If you always dispatch execution to a thread pool after select() return, you may wish to immediately cancel the key, since you loose the control over the time the Runnable will execute.
Ex.: If you perform the next select() before canceling the previous key (the thread is still waiting for execution), it will be valid yet, causing another thread to carry the already dispatched key. If one of these threads cancels the key, the other will get a CancelledKeyException besides introducing unexpected behavior.
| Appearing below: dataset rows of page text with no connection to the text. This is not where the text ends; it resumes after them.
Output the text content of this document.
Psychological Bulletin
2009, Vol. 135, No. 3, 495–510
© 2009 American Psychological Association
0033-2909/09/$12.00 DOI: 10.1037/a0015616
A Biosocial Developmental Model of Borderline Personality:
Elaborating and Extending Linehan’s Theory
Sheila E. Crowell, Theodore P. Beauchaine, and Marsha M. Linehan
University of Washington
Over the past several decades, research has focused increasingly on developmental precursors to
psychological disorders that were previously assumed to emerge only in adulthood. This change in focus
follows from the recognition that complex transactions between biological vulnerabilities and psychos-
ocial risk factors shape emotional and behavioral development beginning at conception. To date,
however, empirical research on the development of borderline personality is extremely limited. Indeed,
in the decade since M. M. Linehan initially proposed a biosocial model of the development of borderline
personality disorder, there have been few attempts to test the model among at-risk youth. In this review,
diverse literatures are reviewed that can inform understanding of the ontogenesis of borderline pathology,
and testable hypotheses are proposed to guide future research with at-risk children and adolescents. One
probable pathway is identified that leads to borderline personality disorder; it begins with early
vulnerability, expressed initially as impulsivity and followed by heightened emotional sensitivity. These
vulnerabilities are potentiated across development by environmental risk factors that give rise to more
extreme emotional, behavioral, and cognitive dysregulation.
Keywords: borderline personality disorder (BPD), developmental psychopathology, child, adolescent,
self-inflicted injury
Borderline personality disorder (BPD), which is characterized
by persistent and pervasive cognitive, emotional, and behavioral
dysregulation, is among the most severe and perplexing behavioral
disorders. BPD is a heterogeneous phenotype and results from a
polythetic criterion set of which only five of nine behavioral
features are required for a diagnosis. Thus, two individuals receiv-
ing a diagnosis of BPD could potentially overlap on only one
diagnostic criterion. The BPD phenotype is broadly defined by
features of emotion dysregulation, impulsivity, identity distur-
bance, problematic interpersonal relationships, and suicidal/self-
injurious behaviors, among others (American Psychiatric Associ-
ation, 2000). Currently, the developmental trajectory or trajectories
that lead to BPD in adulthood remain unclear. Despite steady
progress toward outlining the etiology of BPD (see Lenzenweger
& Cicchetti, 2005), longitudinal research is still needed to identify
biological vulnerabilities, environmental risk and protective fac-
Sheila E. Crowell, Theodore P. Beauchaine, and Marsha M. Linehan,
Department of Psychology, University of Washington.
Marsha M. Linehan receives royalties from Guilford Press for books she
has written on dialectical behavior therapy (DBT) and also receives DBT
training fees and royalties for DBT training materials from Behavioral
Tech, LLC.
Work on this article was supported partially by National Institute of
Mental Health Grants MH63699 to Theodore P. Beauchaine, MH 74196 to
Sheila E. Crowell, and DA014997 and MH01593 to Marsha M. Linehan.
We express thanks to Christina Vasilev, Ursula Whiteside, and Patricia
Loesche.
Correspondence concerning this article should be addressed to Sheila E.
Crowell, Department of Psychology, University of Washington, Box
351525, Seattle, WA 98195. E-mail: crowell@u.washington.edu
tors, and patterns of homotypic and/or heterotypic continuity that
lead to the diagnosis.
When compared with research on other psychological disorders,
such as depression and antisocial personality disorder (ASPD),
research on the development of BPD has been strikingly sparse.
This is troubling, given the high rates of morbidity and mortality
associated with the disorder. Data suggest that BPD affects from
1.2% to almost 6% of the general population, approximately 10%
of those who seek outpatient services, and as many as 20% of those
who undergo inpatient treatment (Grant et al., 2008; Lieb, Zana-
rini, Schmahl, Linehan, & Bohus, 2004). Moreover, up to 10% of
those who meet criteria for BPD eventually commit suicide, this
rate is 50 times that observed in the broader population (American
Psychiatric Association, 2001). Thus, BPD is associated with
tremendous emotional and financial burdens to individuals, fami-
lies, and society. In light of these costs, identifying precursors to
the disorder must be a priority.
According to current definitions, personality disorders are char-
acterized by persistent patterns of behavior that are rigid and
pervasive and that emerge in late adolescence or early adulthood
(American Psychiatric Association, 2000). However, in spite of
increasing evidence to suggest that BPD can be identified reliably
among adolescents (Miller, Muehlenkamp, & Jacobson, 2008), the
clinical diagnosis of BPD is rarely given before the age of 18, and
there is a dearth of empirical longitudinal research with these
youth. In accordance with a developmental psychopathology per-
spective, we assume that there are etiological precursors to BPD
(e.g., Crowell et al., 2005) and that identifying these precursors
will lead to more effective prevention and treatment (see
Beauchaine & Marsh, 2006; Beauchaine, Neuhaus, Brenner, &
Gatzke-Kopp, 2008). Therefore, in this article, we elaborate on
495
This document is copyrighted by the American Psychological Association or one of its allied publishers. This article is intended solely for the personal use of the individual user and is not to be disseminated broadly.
Even if you cancel the key, a thread may register the same channel (update selection keys) before the channel become unregistered (due to your previous key.cancel()
). What, again,
will cause a CancelledKeyException.
To get rid of this trap, you may want to handle events always in the next loop:
while (true) { // true or something less risky
//for each pendingTasks call
pool.execute(task);
Iterator<SelectionKey> iter = selector.selectedKeys().iterator();
while (iter.hasNext()) {
SelectionKey key = iter.next();
iter.remove();
key.cancel();
//store dispatch for the next while iteration
pendingTasks.add(task); // do not execute tasks before next select()
}
selector.select(TIMEOUT); // or selectNow if there are
//any pending events to handle.
}
Firt execution will, almost, never return keys, but the select() at the end of your loop MAY guarantee the channel of canceled key be unregistered (bear it's up to your impl) from selector.
However, if you are simply executing a task in the same thread you listen to your selector events, updating sounds easy and safer.